2. For the players, we need better access to the best shoe models on the market (i.e., no more "no Yeezys for you"), with more players-only editions and special colorways. I have nothing against "Stormtrooper track suits" as long as that isn't the only swag the players get. And let the players have input on jersey designs, maybe providing a couple of options to vote on whenever new models are proposed, they have to wear the stuff. Definitely have the players involved on all fit and wear issues so that we have the best product for gameday use.

3. For the students (and alums), we need more customization, whether it be through the main website (for shoe design) or whether the school can create designs for things like colleges/schools (i.e., UM Law School, UM Business School) or dormitories or special events (Homecoming). Find local partners (CanesWear, AllCanes) if there is a need to do local screening/embroidery to finish certain custom designs for clothing. Come out with 2 shoe models per year, a heavier "lifestyle/trainer" shoe in the fall (like an AF1 or an AirMax or a Jordan throwback) and a lighter "running" shoe in the spring (like the UltraBoost running shoes).

4. Begin more joint ventures, whether that involves sports science (design/testing shoes and apparel with the athletes) or marketing (allowing various UM athletes, via NIL initiatives, to represent the brands in community events (camps, flag football competitions) and in advertising (i.e., use an alum like Xavier or a coach like Mario for multi-lingual marketing efforts).

5. Weave orange/white/green into more generic campaigns throughout Florida and Latin America. As seen with the "Fruits of Our Labors" collab with Solefly, the colors also represent Coral Gables and are emblematic of the orange tree. Use this as a colorway with more frequency, even on non-UM-specific releases.

6. Get into the sponsorship of local schools, parks/rec centers, and flag football and related youth sports. Connect these activities with local players whenever possible. UM tends to have a larger percentage of its players who are locals, at least for the largest sport (by roster), which is football. Tie this in with personal appearances and keep the connection strong with parents and coaches.

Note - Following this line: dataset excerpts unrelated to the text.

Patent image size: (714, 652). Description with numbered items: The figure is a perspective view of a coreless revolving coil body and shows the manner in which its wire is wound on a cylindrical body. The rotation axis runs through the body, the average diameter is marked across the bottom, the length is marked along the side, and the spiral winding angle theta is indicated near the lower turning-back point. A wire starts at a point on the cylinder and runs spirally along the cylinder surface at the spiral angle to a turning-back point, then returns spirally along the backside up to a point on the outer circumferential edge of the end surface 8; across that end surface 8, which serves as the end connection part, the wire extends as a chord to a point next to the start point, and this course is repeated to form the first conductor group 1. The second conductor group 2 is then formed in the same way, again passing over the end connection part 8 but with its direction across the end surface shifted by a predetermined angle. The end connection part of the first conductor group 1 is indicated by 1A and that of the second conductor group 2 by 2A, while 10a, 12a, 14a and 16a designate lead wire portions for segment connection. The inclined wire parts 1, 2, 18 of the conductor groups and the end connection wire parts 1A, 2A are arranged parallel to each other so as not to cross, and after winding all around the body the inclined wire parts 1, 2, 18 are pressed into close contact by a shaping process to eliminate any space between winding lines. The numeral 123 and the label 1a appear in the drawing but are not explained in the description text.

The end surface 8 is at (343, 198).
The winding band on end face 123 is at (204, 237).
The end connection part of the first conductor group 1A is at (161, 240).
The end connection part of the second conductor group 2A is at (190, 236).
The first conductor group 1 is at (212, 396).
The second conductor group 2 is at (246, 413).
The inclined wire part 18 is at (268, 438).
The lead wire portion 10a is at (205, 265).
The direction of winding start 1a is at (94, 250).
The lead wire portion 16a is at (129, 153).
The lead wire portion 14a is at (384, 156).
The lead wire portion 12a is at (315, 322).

7. Outreach to UM alums. The Solefly collab was a great example, players were wearing the shoes at a game weeks before the release, driving demand. Do more of this, use viral moments and unique items (whether it's Michael Irvin's shirt, or those cool adidas shirts the players had a couple of years ago with the Miami skyline on them), and then if the demand is there, sell those in-stores too, perhaps with enough alteration to still make the player editions unique. Give people a chance to buy whenever and wherever you can. I know MULTIPLE posters on this board who have banded together to convince one or more of the UM apparel stores to bring back the CFP polo shirt with the trophy on the sleeve, as they sold out so quickly that many people could not get them. I realize uniqueness is nice, but sales should come first on simple designs that are built to sell to the masses.

8. Market the travel, market the lifestyle - the advertising presence should be felt in airports, train stations, rental cars, Uber/Lyft, and turnpike rest stops. No matter how you arrive in South Florida, you should feel it and see it in the images and colors and the outdoor lifestyle impressions that are being made, and this could be very closely linked to Miami.

9. Make sure to field-test all of the most cutting-edge designs with Miami athletes, and then use some of those players in the rollout as they turn pro. Miami can be synonymous with innovation and new ideas, and brand it as such.

10. Facilitate UM athletes going on podcasts and other various local shows with small ads (even if it's as simple as "courtesy of Nike or adidas"). Become ubiquitous at every level, create a feeling that the brand is embedded within the community at every level.